И Андрей ответил сам себе:
— Чтобы так было всегда!
И только он этого пожелал, как все, кроме запаха тальников, исчезло. Его охватывало словно отлакированное синью весеннее небо. И в этом небе за детприемником невесомо плавали, как облачка, маковки церковки, а над его головой в выступе красной тюремной стены выбрасывала клейкие листья уцепившаяся за ничто, за камень, кирпич, березка. И вдруг из ничего, из чистого неба, громыхнул гром. Из ничего сыпанул крупный, но не частый, слепой цыганский дождь, под который он обычно выбегал на улицу. Потому что под слепым цыганским дождем очень быстро можно вырасти, особенно когда при этом еще напеваешь:
Дождик, дождик, сыпани,
Бабу с поля прогони...
Шел дождь, светило солнце, гремел гром, в синем небе пел жаворонок. А Андрей в кошеве на санях, которые так, наверное, никогда и не стронутся с места, смеялся, и плакал, и молил небо, солнце и жаворонка, чтобы они дозволили ему уйти с Тамарой из детприемника в один день.

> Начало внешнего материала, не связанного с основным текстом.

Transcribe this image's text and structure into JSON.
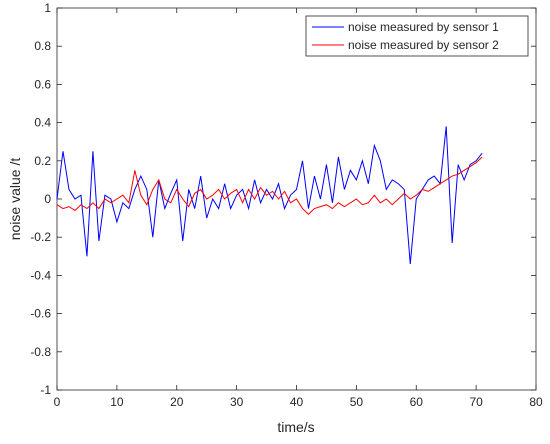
{
  "chart_data": {
    "type": "line",
    "xlabel": "time/s",
    "ylabel": "noise value /t",
    "x": [
      0,
      1,
      2,
      3,
      4,
      5,
      6,
      7,
      8,
      9,
      10,
      11,
      12,
      13,
      14,
      15,
      16,
      17,
      18,
      19,
      20,
      21,
      22,
      23,
      24,
      25,
      26,
      27,
      28,
      29,
      30,
      31,
      32,
      33,
      34,
      35,
      36,
      37,
      38,
      39,
      40,
      41,
      42,
      43,
      44,
      45,
      46,
      47,
      48,
      49,
      50,
      51,
      52,
      53,
      54,
      55,
      56,
      57,
      58,
      59,
      60,
      61,
      62,
      63,
      64,
      65,
      66,
      67,
      68,
      69,
      70,
      71
    ],
    "series": [
      {
        "name": "noise measured by sensor 1",
        "color": "#0000ff",
        "values": [
          0.0,
          0.25,
          0.05,
          0.0,
          0.02,
          -0.3,
          0.25,
          -0.22,
          0.02,
          0.0,
          -0.12,
          -0.02,
          -0.05,
          0.05,
          0.12,
          0.05,
          -0.2,
          0.1,
          -0.05,
          0.03,
          0.1,
          -0.22,
          0.05,
          -0.05,
          0.12,
          -0.1,
          0.0,
          -0.05,
          0.08,
          -0.05,
          0.02,
          0.05,
          -0.05,
          0.1,
          -0.02,
          0.05,
          0.0,
          0.08,
          -0.05,
          0.02,
          0.05,
          0.2,
          -0.05,
          0.12,
          0.0,
          0.18,
          -0.02,
          0.22,
          0.05,
          0.15,
          0.1,
          0.2,
          0.08,
          0.28,
          0.2,
          0.05,
          0.1,
          0.08,
          0.05,
          -0.34,
          0.0,
          0.05,
          0.1,
          0.12,
          0.08,
          0.38,
          -0.23,
          0.18,
          0.1,
          0.18,
          0.2,
          0.24
        ]
      },
      {
        "name": "noise measured by sensor 2",
        "color": "#ff0000",
        "values": [
          -0.03,
          -0.05,
          -0.04,
          -0.06,
          -0.03,
          -0.05,
          -0.02,
          -0.05,
          0.0,
          -0.02,
          0.0,
          0.02,
          -0.02,
          0.15,
          0.02,
          -0.03,
          0.05,
          0.1,
          0.0,
          -0.02,
          0.05,
          0.0,
          -0.04,
          0.03,
          0.05,
          0.0,
          0.02,
          0.05,
          0.0,
          0.03,
          0.05,
          -0.02,
          0.05,
          0.0,
          0.06,
          0.02,
          0.04,
          0.0,
          0.04,
          -0.02,
          0.0,
          -0.05,
          -0.08,
          -0.05,
          -0.04,
          -0.03,
          -0.05,
          -0.02,
          -0.04,
          -0.02,
          0.0,
          -0.03,
          -0.02,
          0.02,
          -0.02,
          0.0,
          -0.03,
          0.0,
          0.03,
          0.0,
          0.02,
          0.05,
          0.04,
          0.06,
          0.08,
          0.1,
          0.12,
          0.13,
          0.15,
          0.17,
          0.19,
          0.22
        ]
      }
    ],
    "xlim": [
      0,
      80
    ],
    "xticks": [
      0,
      10,
      20,
      30,
      40,
      50,
      60,
      70,
      80
    ],
    "ylim": [
      -1,
      1
    ],
    "yticks": [
      -1,
      -0.8,
      -0.6,
      -0.4,
      -0.2,
      0,
      0.2,
      0.4,
      0.6,
      0.8,
      1
    ],
    "grid": false,
    "legend": "top-right"
  }
}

Не дозволили. Тамара ушла раньше его. Серым весенним днем. Во всем синем — Гмыря-Павелецкий распорядился отдать ей детприемниковскую одежду, — казалось, уплыла на серой лодочке по серо и желто опутавшим весенние улицы потокам воды. Распахнула детприемниковскую синюю дверь и, подхваченная сквозняком, будто попутным ветром, скрылась из глаз. И выпала из его жизни, как выпадает из памяти сорванный по осени с дерева и первый и последний лист.

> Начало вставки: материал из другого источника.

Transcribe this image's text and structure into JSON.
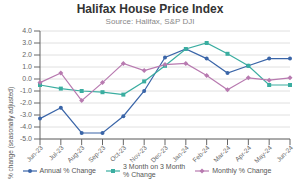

Перед тем как уйти, Тамара подходила к Андрею, говорила ему какие-то слова. Он не запомнил их. И не потому, что не хотел, а потому, что не смог. Но зато запомнил, как она медленно истаивала в уходящей в серый туман улице. Сначала истаяли ноги, потому что она шагала по лужам и махала ему и детприемнику рукой. Потом руки не стало видно — она была такая маленькая. Дольше всего продержались фуфайка и платье, хотя вскоре и они слились в одно синее теплое пятно в туманной зябкой дали. И пятно это долго уменьшалось, плыло по не существующим уже земле и небу. И кончилось.
Вот и все.
Небо плавилось. Небо горело и пылало. Рушилось солнце. Ломалось пластами и текуче подминало уже ломкие от жара просини, белесую дорожку от промчавшегося над городом еще затемно самолета. Огонь и жар плыли на землю. И вот огонь и жар коснулись земли, солнце алой лавой обрушилось на дальнюю кромку леса и помчалось по земле, затопляя все на своем пути нестерпимой яркостью.

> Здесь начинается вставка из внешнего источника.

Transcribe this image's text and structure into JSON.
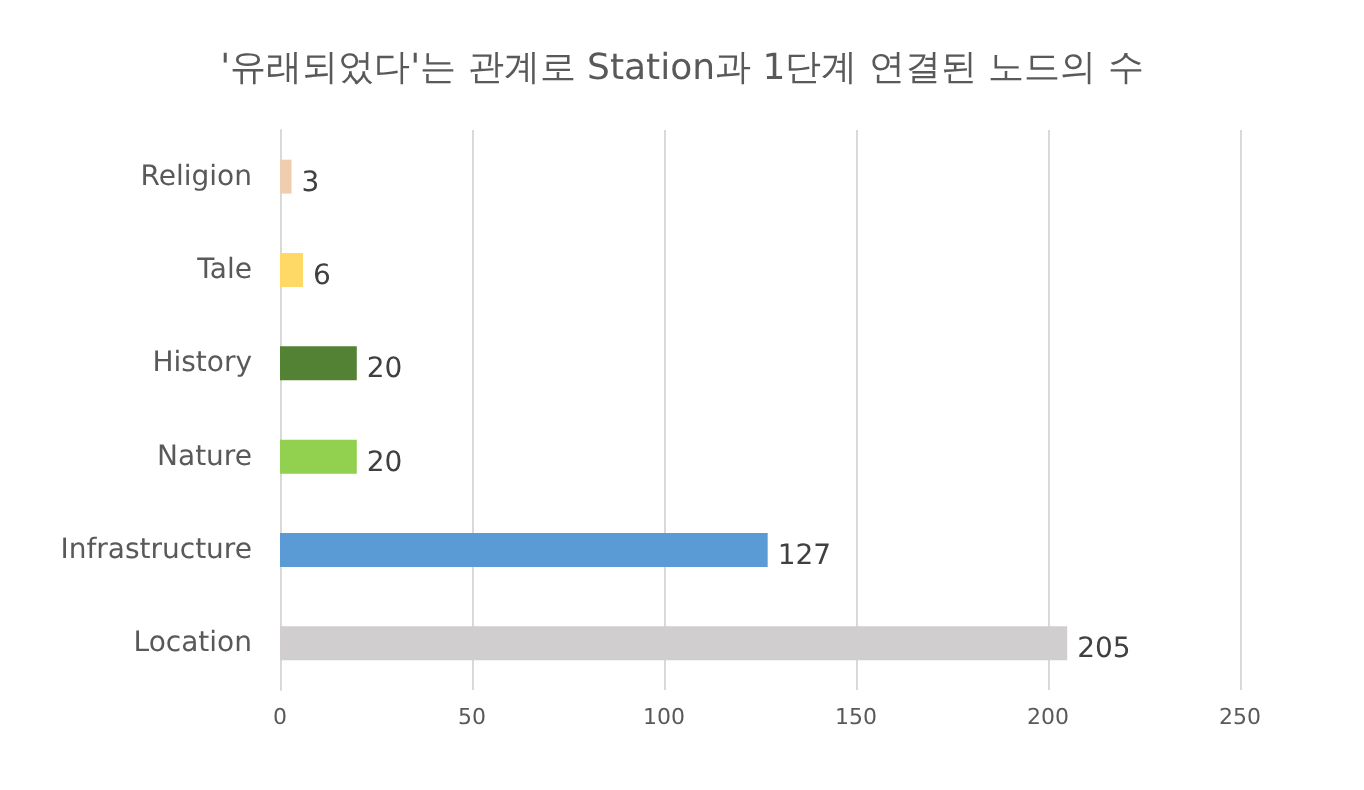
{
  "chart_data": {
    "type": "bar",
    "orientation": "horizontal",
    "title": "'유래되었다'는 관계로 Station과 1단계 연결된 노드의 수",
    "categories": [
      "Religion",
      "Tale",
      "History",
      "Nature",
      "Infrastructure",
      "Location"
    ],
    "values": [
      3,
      6,
      20,
      20,
      127,
      205
    ],
    "colors": [
      "#f1cdb0",
      "#ffd966",
      "#548235",
      "#92d050",
      "#5b9bd5",
      "#d0cece"
    ],
    "xlim": [
      0,
      250
    ],
    "xticks": [
      0,
      50,
      100,
      150,
      200,
      250
    ],
    "grid": "x",
    "data_labels": true
  }
}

— Что же это такое? Что это? — не слыша своего голоса, закричал Колька, закрыв глаза и выбросив перед собой руки.
Тишина была ему ответом. Город еще спал. По-хорошему спать бы сейчас и Кольке Летечке, воспитаннику старшей группы Слободского детдома. Но не спится ему в эти утренние рассветные часы. Вторую неделю изо дня в день встречает он на крыльце своего корпуса восход. Дней десять назад детдомовский сторож Захарья Сучок остановил вдруг Летечку на дорожке сада. Остановил не словом, не взглядом, приказом неким неслышным. Шли они, Летечка и Захарья, одной дорожкой, но из разных концов сада навстречу друг другу, поравнялись и разминулись вроде. Разминулись — и оба, словно в стену уперлись, словно для обоих кончилась дорога, подняли, занесли и вернули назад ноги, поворотились оба враз лицом друг к другу. И жадно, с испугом и любопытством вперились в лицо друг другу, выискивая каждый в другом что-то ведомое только ему. Но Летечка не смог долго выдержать взгляда Захарьи, а тот смотрел, смотрел, а потом сказал почти весело:
— Э-э, Летечка...
И Летечка бегом от Захарьи, откуда силы взялись. Забежал в изолятор, на крючок закрыл за собой дверь. Минуту-другую вслушивался, не стукнет ли палкой по крыльцу Захарья, не заколотит ли в дверь своей суковатой смертной клюкой. Но Захарья за Колькой не пошел.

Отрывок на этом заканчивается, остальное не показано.